I believe we do not need to check for nr_pages as the actual operation
will never run out of range in practice but the code is more subtle than
necessary. Using two different iteration styles is also hurting the code
readability. I would go with the following
	for (pfn = start_pfn; pfn < end_pfn; ) {
		unsigned long order = min(MAX_ORDER - 1UL, __ffs(pfn));

		while (start + (1UL << order) > end_pfn)
                        order--;
		(*online_page_callback)(pfn_to_page(pfn), pageblock_order);
		pfn += 1 << order;
	}

which is what __free_pages_memory does already.

>  
>  	/*
>  	 * Online the pages in MAX_ORDER - 1 aligned chunks.

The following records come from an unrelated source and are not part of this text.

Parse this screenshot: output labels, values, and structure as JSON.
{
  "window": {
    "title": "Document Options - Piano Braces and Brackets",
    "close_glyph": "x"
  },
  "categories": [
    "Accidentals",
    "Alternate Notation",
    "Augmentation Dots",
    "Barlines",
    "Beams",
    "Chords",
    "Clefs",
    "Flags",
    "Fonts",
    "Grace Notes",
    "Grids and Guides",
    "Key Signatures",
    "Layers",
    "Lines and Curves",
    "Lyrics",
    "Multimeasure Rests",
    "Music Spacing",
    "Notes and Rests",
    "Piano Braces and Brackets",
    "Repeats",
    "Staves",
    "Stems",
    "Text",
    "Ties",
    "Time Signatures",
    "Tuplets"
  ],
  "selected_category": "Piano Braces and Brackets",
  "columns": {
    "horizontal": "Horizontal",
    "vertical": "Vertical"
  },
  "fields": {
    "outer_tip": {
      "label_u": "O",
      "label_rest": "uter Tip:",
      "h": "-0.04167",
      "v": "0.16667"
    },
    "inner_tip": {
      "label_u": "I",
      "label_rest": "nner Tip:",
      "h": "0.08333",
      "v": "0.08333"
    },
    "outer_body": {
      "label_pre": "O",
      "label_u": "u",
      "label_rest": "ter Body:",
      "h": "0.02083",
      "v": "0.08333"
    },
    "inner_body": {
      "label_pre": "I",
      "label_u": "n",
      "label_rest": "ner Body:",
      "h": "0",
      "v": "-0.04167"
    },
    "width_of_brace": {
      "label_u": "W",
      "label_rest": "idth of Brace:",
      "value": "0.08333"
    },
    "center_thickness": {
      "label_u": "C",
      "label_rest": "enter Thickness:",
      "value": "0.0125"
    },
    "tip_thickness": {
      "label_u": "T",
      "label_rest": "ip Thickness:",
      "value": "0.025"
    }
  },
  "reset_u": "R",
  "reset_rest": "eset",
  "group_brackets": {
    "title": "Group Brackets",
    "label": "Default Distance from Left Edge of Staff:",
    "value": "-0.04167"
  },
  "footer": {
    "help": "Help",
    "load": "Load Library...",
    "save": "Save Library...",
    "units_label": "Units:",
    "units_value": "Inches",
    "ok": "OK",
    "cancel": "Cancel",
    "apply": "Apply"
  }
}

The callback might
> @@ -649,7 +656,7 @@ static void online_pages_range(unsigned long start_pfn, unsigned long nr_pages)
>  	 * later). We account all pages as being online and belonging to this
>  	 * zone ("present").
>  	 */
> -	for (pfn = start_pfn; pfn < end_pfn; pfn += MAX_ORDER_NR_PAGES)
> +	for (; pfn < end_pfn; pfn += MAX_ORDER_NR_PAGES)
>  		(*online_page_callback)(pfn_to_page(pfn), MAX_ORDER - 1);
>  
>  	/* mark all involved sections as online */
[...]
> @@ -1848,6 +1964,31 @@ static int __ref try_remove_memory(int nid, u64 start, u64 size)
>  	if (rc)
>  		return rc;
>  
> +	/*
> +	 * We only support removing memory added with MHP_MEMMAP_ON_MEMORY in
> +	 * the same granularity it was added - a single memory block.
> +	 */
> +	if (memmap_on_memory) {
> +		nr_vmemmap_pages = walk_memory_blocks(start, size, NULL,
> +						      get_nr_vmemmap_pages_cb);
> +		if (nr_vmemmap_pages) {
> +			if (size != memory_block_size_bytes()) {
> +				pr_warn("Refuse to remove %#llx - %#llx,"
> +					"wrong granularity\n",
> +					start, start + size);
> +				return -EINVAL;
> +			}
> +
> +			/*
> +			 * Let remove_pmd_table->free_hugepage_table do the
> +			 * right thing if we used vmem_altmap when hot-adding
> +			 * the range.
> +			 */
> +			mhp_altmap.alloc = nr_vmemmap_pages;
> +			altmap = &mhp_altmap;
> +		}
> +	}
> +
>  	/* remove memmap entry */
>  	firmware_map_remove(start, start + size, "System RAM");

I have to say I still dislike this and I would just wrap it inside out
and do the operation from within walk_memory_blocks but I will not
insist.
-- 
Michal Hocko
SUSE Labs